Im zweiten Jahrhundert vor Christus übernahmen die Römer die Vorherrschaft im Mittelmeerraum und zugleich damit die astrologischen Erkenntnisse der Griechen. So gelangte mancher römische Astrologe zu Ruhm und Ansehen, wenn sein Kaiser wichtige strategische Entscheidungen von den Sternen absegnen ließ.

Die älteste astrologische Abhandlung „Astronomicon“ von Marcus Manilius stammt aus dem ersten Jahrhundert nach Christus und der „Tetrabiblos“ von Claudius Ptolemäus ist auf das Jahr 140 nach Christus datiert. Er enthielt schon das astrologische Basiswissen, an das sich auch moderne Astrologen noch heute halten.

Zwar steht in der christlichen Bibel geschrieben, dass Gott alles, so auch die Himmelskörper, erschaffen hat, aber dass diese irgendeinen magischen Einfluss auf die Menschen ausüben, davon wird in der Bibel nichts erwähnt. Kirchenlehrer gingen eher von einem freien Willen der Menschen und weniger von einem vorbestimmten Schicksal aus. Dennoch wurde Sterndeutung im Mittelalter geduldet und fleißig praktiziert, wenn auch manchmal bestraft.

Ihre Blüte erlebte die Astrologie in der Renaissance

Die Renaissance stellt bekanntlich eine Art Wiedergeburt der Antike dar, was auch und insbesondere die Astrologie betraf. Es sollte nun keine zwei Jahrhunderte mehr dauern, bis die Aufklärung im 17. und 18. Jahrhundert ihren Schwerpunkt klar hin zur wissenschaftlichen Astronomie verlegte und die Astrologie in ihre Schranken verwies. Denn inzwischen war das Teleskop erfunden worden und auf der Grundlage dieser „Wunderbrille“ begründeten Galileo Galilei, Nikolaus Kopernikus und Johannes Kepler ein völlig neues Weltbild.
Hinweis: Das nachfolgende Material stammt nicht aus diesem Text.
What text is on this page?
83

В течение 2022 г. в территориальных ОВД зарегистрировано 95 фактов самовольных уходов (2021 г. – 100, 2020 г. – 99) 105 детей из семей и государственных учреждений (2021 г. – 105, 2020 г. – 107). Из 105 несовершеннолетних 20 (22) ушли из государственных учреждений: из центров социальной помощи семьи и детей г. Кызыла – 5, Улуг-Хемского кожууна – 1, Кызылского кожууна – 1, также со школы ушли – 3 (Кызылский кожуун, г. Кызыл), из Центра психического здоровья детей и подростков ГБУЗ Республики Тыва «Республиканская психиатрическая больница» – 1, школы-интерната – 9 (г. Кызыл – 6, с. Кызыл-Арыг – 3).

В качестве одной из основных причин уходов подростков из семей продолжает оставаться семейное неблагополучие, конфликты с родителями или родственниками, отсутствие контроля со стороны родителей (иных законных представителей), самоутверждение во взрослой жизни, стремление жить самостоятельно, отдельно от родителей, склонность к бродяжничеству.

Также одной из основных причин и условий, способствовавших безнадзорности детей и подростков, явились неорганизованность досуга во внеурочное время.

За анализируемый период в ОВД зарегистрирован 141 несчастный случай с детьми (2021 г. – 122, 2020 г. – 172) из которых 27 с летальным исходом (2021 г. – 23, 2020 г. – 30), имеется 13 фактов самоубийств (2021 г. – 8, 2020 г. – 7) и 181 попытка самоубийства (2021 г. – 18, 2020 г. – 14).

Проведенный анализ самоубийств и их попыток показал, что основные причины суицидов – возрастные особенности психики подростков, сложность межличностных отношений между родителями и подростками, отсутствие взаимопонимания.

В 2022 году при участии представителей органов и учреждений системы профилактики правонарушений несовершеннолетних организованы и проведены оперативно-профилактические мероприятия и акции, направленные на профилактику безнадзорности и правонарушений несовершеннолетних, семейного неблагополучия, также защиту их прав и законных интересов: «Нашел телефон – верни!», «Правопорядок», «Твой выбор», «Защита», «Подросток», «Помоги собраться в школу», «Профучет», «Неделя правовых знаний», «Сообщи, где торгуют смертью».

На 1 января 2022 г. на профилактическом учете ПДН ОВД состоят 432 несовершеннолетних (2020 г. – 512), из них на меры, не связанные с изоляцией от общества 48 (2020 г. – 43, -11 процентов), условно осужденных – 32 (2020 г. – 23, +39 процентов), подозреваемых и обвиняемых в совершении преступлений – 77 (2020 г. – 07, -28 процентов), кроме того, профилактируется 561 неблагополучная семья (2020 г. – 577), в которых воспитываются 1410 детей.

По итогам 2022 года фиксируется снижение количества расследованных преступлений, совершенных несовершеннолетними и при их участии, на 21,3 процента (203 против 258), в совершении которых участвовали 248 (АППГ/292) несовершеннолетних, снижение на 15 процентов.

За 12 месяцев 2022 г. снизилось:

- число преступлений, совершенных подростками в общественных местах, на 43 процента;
Isaac Newton war es schließlich, der die Bewegungen der Planeten theoretisch auf Basis der Schwerkraft berechnen und vorhersagen konnte.

Bild von Noupload auf Pixabay | Die Sehnsucht nach den Sternen!

Eine wissenschaftliche Anerkennung wurde der Astrologie nie zuteil. In der Konsequenz wurde die Astrologie im 19. Jahrhundert kaum noch betrieben. Wahrscheinlich war es die industrielle Revolution mit ihren so verbreitet menschenunwürdigen Lebens- und Arbeitsbedingungen, die in den Menschen eine starke Sehnsucht nach übersinnlichen Beschützern wie den Sternen weckte. So kam die Astrologie über die USA und England wieder nach Deutschland zurück und gibt so vielen Menschen Halt in schweren Zeiten.